14/01/2026
Burial Sale Cemetery 1936. Unmarked Graves Plan 5 Section D, Allotment 43.
In August 1936 a death and burial took place in Sale that was the second in a chain of events, 3 deaths including a su***de, withdrawn murder charges and trials abandoned, an attempted su***de and another near-death followed by a trial and a retrial.
The unmarked graves belong to Walter and Kathleen Armstrong (nee Field), both aged 40 years who married in 1920 and three sons were born to the family in 1921, 1923 and 1925. In 1927 Walter commenced employment with the Victorian Railways as a repairer (ganger) and Kathleen ‘s family were also a railway family.
In August 1936 a pregnant Kathleen Armstrong who had been quite unwell, bought a train ticket from Sale to Rosedale but told her family that she was going to stay with her sister in Moe for a few days. After getting off the train at Rosedale, Mrs Armstrong attended a doctor’s consulting rooms, where a medical procedure was carried out on the kitchen table.
Mrs. Armstrong’s condition rapidly deteriorated and the doctor contacted Dr Hagenauer of Sale for assistance, He travelled to Rosedale to examine the sick patient and found her very unwell, suffering a lot of pain and recommended her immediate removal to the Sale Hospital for surgery due to internal haemorrhaging. Surgery was planned for an hour after admittance, but the patient died before the surgery could take place.
The coroner requested Dr Hagenauer to carry out an autopsy on Mrs. Armstrong but later the same day, he again received a call from the Rosedale police to attend the same doctor’s consulting rooms where he discovered the doctor unconscious after having injected himself with a hypodermic syringe containing drugs. The syringe, drugs and the recently used injecting equipment, were found nearby and Dr Hagenauer requested the immediate removal of the patient to the Sale Hospital where he recovered after a couple of days.
A couple of weeks later the coronial inquest into the death of Kathleen Armstrong took place and her husband Walter was expected to be a witness but on the same morning, their 15-year-old son found his father dead from a self-inflicted gunshot. At a subsequent inquest, Walter Armstrong’s sister reported that her brother had been quite depressed following the death of his wife.
Following the Kathleen Armstrong inquest the Rosedale doctor was committed for trial on the charge of murder and placed in custody in Melbourne to await the trial. About a month later and for unknown reasons, the charges against the doctor were withdrawn.

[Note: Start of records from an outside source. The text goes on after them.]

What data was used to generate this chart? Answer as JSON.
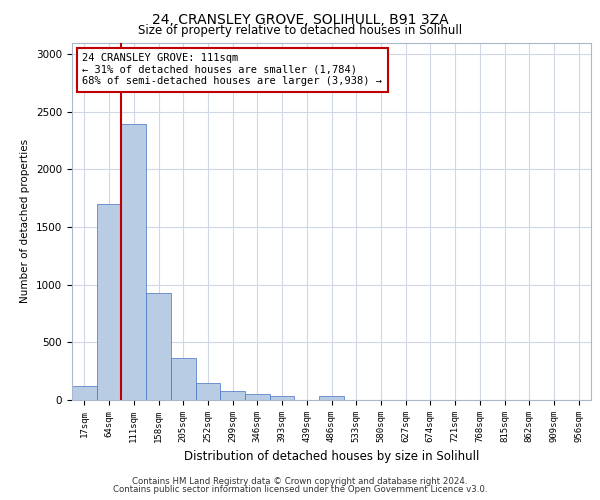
{
  "title1": "24, CRANSLEY GROVE, SOLIHULL, B91 3ZA",
  "title2": "Size of property relative to detached houses in Solihull",
  "xlabel": "Distribution of detached houses by size in Solihull",
  "ylabel": "Number of detached properties",
  "categories": [
    "17sqm",
    "64sqm",
    "111sqm",
    "158sqm",
    "205sqm",
    "252sqm",
    "299sqm",
    "346sqm",
    "393sqm",
    "439sqm",
    "486sqm",
    "533sqm",
    "580sqm",
    "627sqm",
    "674sqm",
    "721sqm",
    "768sqm",
    "815sqm",
    "862sqm",
    "909sqm",
    "956sqm"
  ],
  "values": [
    120,
    1700,
    2390,
    930,
    360,
    150,
    75,
    55,
    35,
    0,
    35,
    0,
    0,
    0,
    0,
    0,
    0,
    0,
    0,
    0,
    0
  ],
  "bar_color": "#b8cce4",
  "bar_edge_color": "#4472c4",
  "highlight_line_color": "#c00000",
  "annotation_line1": "24 CRANSLEY GROVE: 111sqm",
  "annotation_line2": "← 31% of detached houses are smaller (1,784)",
  "annotation_line3": "68% of semi-detached houses are larger (3,938) →",
  "annotation_box_color": "#c00000",
  "ylim": [
    0,
    3100
  ],
  "yticks": [
    0,
    500,
    1000,
    1500,
    2000,
    2500,
    3000
  ],
  "footer1": "Contains HM Land Registry data © Crown copyright and database right 2024.",
  "footer2": "Contains public sector information licensed under the Open Government Licence v3.0.",
  "bg_color": "#ffffff",
  "grid_color": "#d0d8e8",
  "fig_width": 6.0,
  "fig_height": 5.0
}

This wasn’t the first time this doctor had been charged with murder as In March 1934, two years earlier, the doctor had been committed for trial for the murder of a woman who died at his Rosedale consulting rooms. The autopsy stated that she died from internal and external haemorrhaging because of a medical procedure causing a tear in one of her organs. The Bairnsdale woman was thought to be pregnant too and had bought a train ticket from Bairnsdale to Rosedale after telling family that she was travelling to Melbourne. At the inquest witnesses stated that after the woman’s death, the doctor was seen worse for wear and appeared to be drunk. For some reason, the charges against the doctor were also withdrawn.
In 1949, 13 years after the Armstrong deaths, a young, engaged couple from Yallourn travelled to Rosedale to the same doctor’s rooms as the young lady was pregnant. The patient nearly died from the treatment and when she wasn’t expected to live, a dying deposition was taken by police. The doctor and his assistant were then charged with allegedly using an instrument to procure a certain event.
Fortunately, the young lady recovered, and the deposition was used as evidence at the subsequent trial in Sale. After a two-day trial, the jury retired to consider their verdict but after six hours of deliberation, they informed the Judge that they couldn’t agree so the judge ordered a re-trial.
The retrial also took two days, and the new jury retired to consider their verdict then after four hours, the jury returned to court and advised the judge that they had found the two accused not guilty of the charges.
The doctor retired to Rosedale then died in Melbourne in 1963 aged 81 years.
Reference – Trove on-line Gippsland Times and Rosedale Courier Newspaper articles (Hardcopy) - Rosedale and District Historical Society. "Find A Grave" website.